Punisher MAX: Kingpin, de Jason Aaron y Steve Dillon
Seguramente por su tratamiento como medio escasamente reconocido dentro del mainstream el cómic tiene un margen de movimiento mucho mayor en cuanto a experimentalidad de toda clase que cualquier otra forma cultural presente. Sumado esto a sus escasos costes de producción ‑siempre, en comparación, con lo que cuesta perpetrar otras formas culturales que requieren más tiempo y/o dinero- podemos encontrarnos como la gran mayoría de las grandes plumas de nuestro tiempo, desde Jonathan Lethem hasta Stephen King, han pasado ya por el tratamiento de los cómics, o lo harán en un futuro próximo. ¿Por qué? Porque en un cómic puedes explicar cosas que jamás podrías decir en una película y, además, añade el carácter de imagen que permite escribir imágenes metafóricas que quizás carecerían de sentido, o requerirían un tratamiento mucho más minucioso o borroso, a través de un uso exclusivamente literario. El cómic sobrepasa los límites físicos, morales y de representación de todas las demás formas de arte que habitan colindantes a sus formas.

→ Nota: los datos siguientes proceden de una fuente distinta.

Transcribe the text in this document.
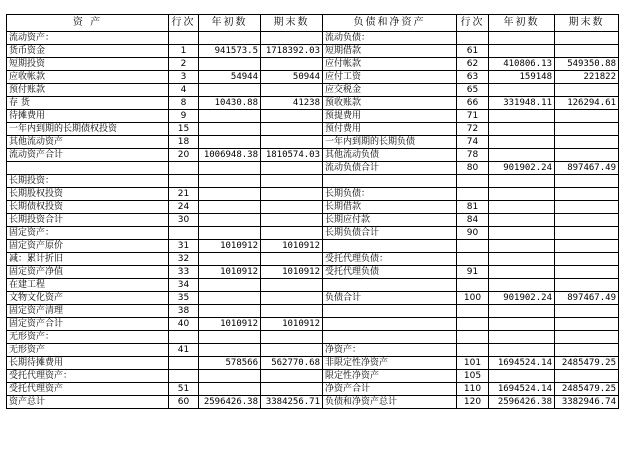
资 产	行次	年初数	期末数	负债和净资产	行次	年初数	期末数
流动资产：				流动负债：			
货币资金	1	941573.5	1718392.03	短期借款	61		
短期投资	2			应付帐款	62	410806.13	549350.88
应收帐款	3	54944	50944	应付工资	63	159148	221822
预付账款	4			应交税金	65		
存 货	8	10430.88	41238	预收账款	66	331948.11	126294.61
待摊费用	9			预提费用	71		
一年内到期的长期债权投资	15			预付费用	72		
其他流动资产	18			一年内到期的长期负债	74		
流动资产合计	20	1006948.38	1810574.03	其他流动负债	78		
				流动负债合计	80	901902.24	897467.49
长期投资：							
长期股权投资	21			长期负债：			
长期债权投资	24			长期借款	81		
长期投资合计	30			长期应付款	84		
固定资产：				长期负债合计	90		
固定资产原价	31	1010912	1010912				
减：累计折旧	32			受托代理负债：			
固定资产净值	33	1010912	1010912	受托代理负债	91		
在建工程	34						
文物文化资产	35			负债合计	100	901902.24	897467.49
固定资产清理	38						
固定资产合计	40	1010912	1010912				
无形资产：							
无形资产	41			净资产：			
长期待摊费用		578566	562770.68	非限定性净资产	101	1694524.14	2485479.25
受托代理资产：				限定性净资产	105		
受托代理资产	51			净资产合计	110	1694524.14	2485479.25
资产总计	60	2596426.38	3384256.71	负债和净资产总计	120	2596426.38	3382946.74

Bajo este contexto Marvel no parece la mejor de las opciones donde desarrollar una historia liberada de cualquier forma de carga debido a una alucinada mitología con décadas de antigüedad que crece cada día más hacia un enriquecimiento perpetuo de sí mismo; sólo al circunscribirse en el marco de la mitología se pueden hacer maniobras espectaculares justificadas en su propia historia interna. Es por ello que esta revisitación de los orígenes de Kingpin resulta tan estimulante: rellena (y re-escribe) uno de los vacíos desdibujados de una mitología fluctuante.